My visit left me even more deeply convinced that we not only have a moral obligation to help displaced Iraqi families, but also a serious, long-term, national security interest in ending this crisis.
Today’s humanitarian crisis in Iraq — and the potential consequences for our national security — are great. Can the United States afford to gamble that 4 million or more poor and displaced people, in the heart of Middle East, won’t explode in violent desperation, sending the whole region into further disorder?
What we cannot afford, in my view, is to squander the progress that has been made. In fact, we should step up our financial and material assistance. UNHCR has appealed for $261 million this year to provide for refugees and internally displaced persons. That is not a small amount of money — but it is less than the U.S. spends each day to fight the war in Iraq. I would like to call on each of the presidential candidates and congressional leaders to announce a comprehensive refugee plan with a specific timeline and budget as part of their Iraq strategy.
As for the question of whether the surge is working, I can only state what I witnessed: U.N. staff and those of non-governmental organizations seem to feel they have the right set of circumstances to attempt to scale up their programs. And when I asked the troops if they wanted to go home as soon as possible, they said that they miss home but feel invested in Iraq. They have lost many friends and want to be a part of the humanitarian progress they now feel is possible.
It seems to me that now is the moment to address the humanitarian side of this situation. Without the right support, we could miss an opportunity to do some of the good we always stated we intended to do. [Angelina Jolie in the Washington Post]
Jolie’s opinion wouldn’t have much significance if it weren’t so utterly against the grain of prevailing Hollywood views, and I commend her courage and independence in speaking it. There is nothing humanitarian or compassionate about abandoning a nation to terror and genocide without giving that nation the opportunity to establish basic social order. We did not break Iraq, but we accepted the responsibility to help Iraq fix itself. Critics rightly attacked the Bush Administration’s failure to foresee the immense task of reestablishing that order. Many of those same critics are even more short-sighted for their own failure to consider the consequences of surrender to Al Qaeda.
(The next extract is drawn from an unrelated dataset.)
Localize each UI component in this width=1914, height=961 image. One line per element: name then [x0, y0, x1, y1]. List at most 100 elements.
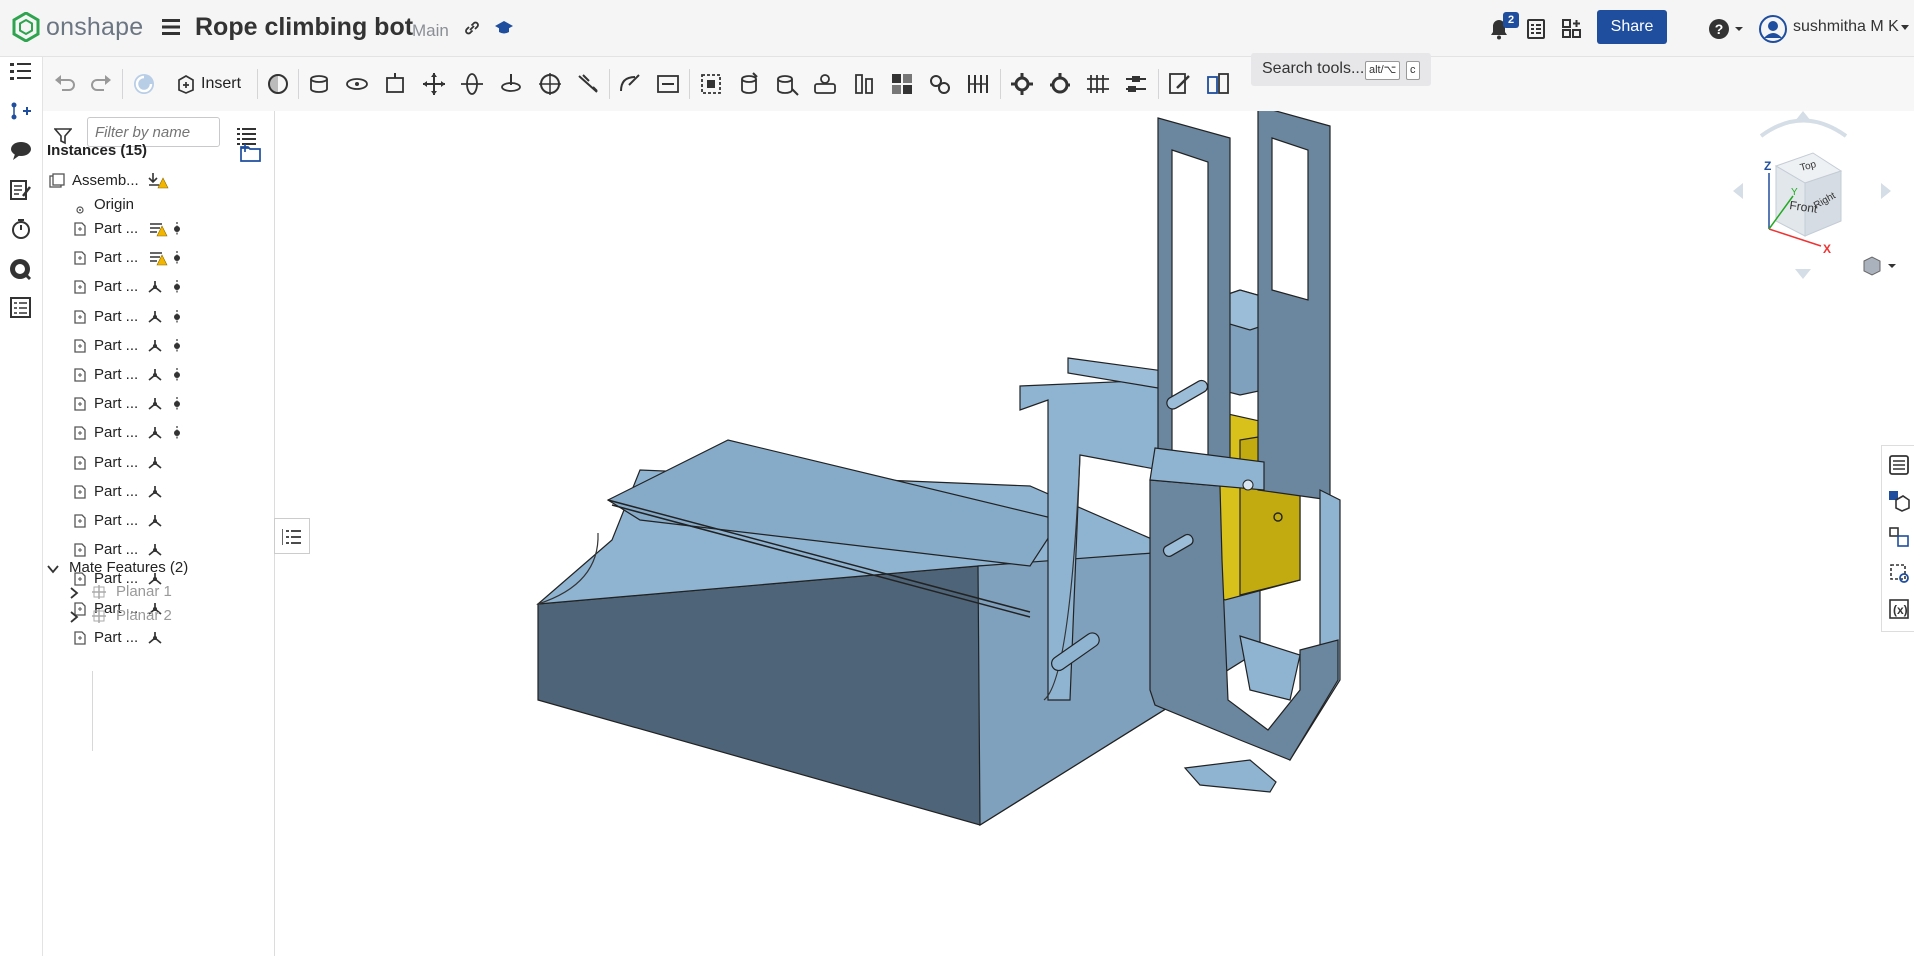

A related interesting fact is that McCain outpolls Obama by ten points on who would handle the Iraq war best. Even the famously liberal Pew Institute shows growing optimism. Americans wish they had never become involved in Iraq, but by a margin of 53-39, they now believe that our effort there will suceed. Pray that it continues to be justified. Public opinion does tend to lag well behind events on the ground when the news media are so reluctant to report on how those events have changed.